Este código, aprobado en la XIII Cumbre Judicial Iberoamericana de Lisboa en 2006, busca servir de orientación ética no solo a los jueces, sino también a las autoridades políticas y a los ciudadanos. Aprobarlo no fue novedad, pues en Iberoamérica existen el Estatuto del Juez Iberoamericano y al menos 15 Códigos de Ética Judicial con contenidos semejantes al expedido en 2006 en Lisboa. Lo propio hizo Estados Unidos en 1973 y Canadá en 1998. Precedente importante de estos códigos de ética judicial, es igualmente el llamado “Informe Belmont” de la Comisión del Congreso de Estados Unidos con el que, se dice, se dio comienzo a la bioética, por allá en 1970.
Tampoco es una novedad normativa, pues muchos de sus contenidos ya operan como normas vigentes en las constituciones y códigos disciplinarios de muchos países de Iberoamérica.
La verdadera novedad y fuerza del Ciej radica en esa suerte de mínima ética judicial universal que contiene, no sujeta al regateo, ni a la negociación política y, por lo tanto, con vocación de ser incorporada como código de comportamiento; más aún, como un ideal para todo aquel que sea juez o aspire a serlo. Pero también como un criterio a ser tenido en cuenta tanto por quienes tienen responsabilidades políticas e institucionales respecto de los jueces, como por la ciudadanía misma.
Una mirada a algunas de sus normas sirve para remarcar dos cosas: que estas son obvias y que es importante tomárselas en serio. El Ciej enfatiza, como no podía ser de otra forma, en la independencia judicial, la imparcialidad y la motivación de las decisiones judiciales; también en la transparencia, el secreto y la honestidad profesional, la diligencia y, por su puesto, en la prudencia.
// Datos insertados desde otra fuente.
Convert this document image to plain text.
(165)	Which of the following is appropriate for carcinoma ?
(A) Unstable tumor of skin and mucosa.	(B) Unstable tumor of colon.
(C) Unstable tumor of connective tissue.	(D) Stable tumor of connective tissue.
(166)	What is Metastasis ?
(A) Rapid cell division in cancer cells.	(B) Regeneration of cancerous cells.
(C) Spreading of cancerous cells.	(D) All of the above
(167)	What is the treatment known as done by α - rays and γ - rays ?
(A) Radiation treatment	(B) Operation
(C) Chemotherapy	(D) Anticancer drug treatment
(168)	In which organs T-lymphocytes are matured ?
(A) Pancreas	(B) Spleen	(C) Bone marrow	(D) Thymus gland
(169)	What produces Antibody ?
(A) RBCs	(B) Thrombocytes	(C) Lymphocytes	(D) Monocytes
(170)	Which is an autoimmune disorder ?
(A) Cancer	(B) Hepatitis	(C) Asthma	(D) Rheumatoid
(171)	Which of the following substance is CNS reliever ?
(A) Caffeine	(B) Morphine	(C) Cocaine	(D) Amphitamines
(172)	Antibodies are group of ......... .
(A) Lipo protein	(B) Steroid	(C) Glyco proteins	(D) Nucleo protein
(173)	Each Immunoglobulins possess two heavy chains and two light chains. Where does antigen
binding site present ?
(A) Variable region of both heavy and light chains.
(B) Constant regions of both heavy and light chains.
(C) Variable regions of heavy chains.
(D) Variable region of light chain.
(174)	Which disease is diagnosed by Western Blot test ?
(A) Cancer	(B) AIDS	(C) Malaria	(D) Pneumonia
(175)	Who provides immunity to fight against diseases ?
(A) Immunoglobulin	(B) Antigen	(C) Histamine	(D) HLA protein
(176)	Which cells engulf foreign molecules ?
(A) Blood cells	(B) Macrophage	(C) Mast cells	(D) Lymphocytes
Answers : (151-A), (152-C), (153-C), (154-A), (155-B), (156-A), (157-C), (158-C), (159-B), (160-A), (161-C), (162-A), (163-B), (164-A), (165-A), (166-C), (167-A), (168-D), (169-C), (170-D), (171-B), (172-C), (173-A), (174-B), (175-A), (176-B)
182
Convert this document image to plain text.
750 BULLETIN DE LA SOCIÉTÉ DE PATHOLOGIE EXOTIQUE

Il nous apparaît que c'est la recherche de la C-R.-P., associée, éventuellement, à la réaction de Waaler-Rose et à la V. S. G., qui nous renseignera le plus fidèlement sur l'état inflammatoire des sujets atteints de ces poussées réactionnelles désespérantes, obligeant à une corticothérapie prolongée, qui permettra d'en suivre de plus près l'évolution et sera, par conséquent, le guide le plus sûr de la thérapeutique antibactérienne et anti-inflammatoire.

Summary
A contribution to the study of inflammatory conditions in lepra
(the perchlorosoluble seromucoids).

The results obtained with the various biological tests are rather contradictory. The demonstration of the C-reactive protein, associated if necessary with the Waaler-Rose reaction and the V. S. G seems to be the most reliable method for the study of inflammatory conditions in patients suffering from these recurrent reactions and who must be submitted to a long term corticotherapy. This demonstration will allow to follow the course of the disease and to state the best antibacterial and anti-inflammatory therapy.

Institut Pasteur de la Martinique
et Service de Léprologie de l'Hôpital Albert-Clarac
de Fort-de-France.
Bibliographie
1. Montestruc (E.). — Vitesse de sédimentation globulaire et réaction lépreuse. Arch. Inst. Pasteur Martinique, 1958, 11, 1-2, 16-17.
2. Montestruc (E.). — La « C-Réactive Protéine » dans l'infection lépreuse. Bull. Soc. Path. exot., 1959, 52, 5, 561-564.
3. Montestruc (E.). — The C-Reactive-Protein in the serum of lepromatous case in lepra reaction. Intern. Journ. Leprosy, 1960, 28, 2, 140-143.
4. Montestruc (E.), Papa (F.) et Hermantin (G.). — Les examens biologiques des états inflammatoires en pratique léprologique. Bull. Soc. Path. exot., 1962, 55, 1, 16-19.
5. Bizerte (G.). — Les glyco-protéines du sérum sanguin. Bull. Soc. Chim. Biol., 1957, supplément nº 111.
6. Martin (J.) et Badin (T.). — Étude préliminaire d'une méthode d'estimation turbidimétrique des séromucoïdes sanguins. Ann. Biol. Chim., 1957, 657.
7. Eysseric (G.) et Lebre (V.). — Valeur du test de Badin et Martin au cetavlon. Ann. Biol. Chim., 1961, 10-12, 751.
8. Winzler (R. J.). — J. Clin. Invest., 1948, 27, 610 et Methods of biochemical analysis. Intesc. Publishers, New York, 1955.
Como se ve, se trata de mandatos que se mueven entre el deber y la virtud judicial.
Pero, ante la actual coyuntura, hay uno que quiero destacar de entre todos esos mandatos: la responsabilidad institucional, con el énfasis puesto no en su carácter individual -esto es aquel que comporta la imagen de un juez probo, respetuoso y cumplidor-, sino en el compromiso activo por el buen funcionamiento de todo el sistema judicial.
Mi tesis es que en la disputa por los derechos de los jueces -que los ha llevado al paro-, en la nueva propuesta de reforma judicial presentada al Congreso por el gobierno y en la designación de jueces de la Corte Constitucional -y por extensión en otro tipo instancias judiciales-, se vea una oportunidad para que todas las partes involucradas, apliquen no solo estrategias de negociación -en el caso del paro- o de ajuste institucional -en el de la reforma- o de equilibrio de poderes -en el de designación de jueces constitucionales-, sino también y especialmente las directrices y mandatos contenidos en un código que todos debemos tomar en serio: el Ciej.
Como me temo que muchos no lo conocen, una primera leída o un repaso -si ya se leyó- del Ciej no le haría mal ni a los jueces en paro, ni a los miembros del Consejo Superior de la Judicatura, ni al gobierno, pues en últimas lo que está en juego es el respeto y la confianza ciudadana en la administración de justicia.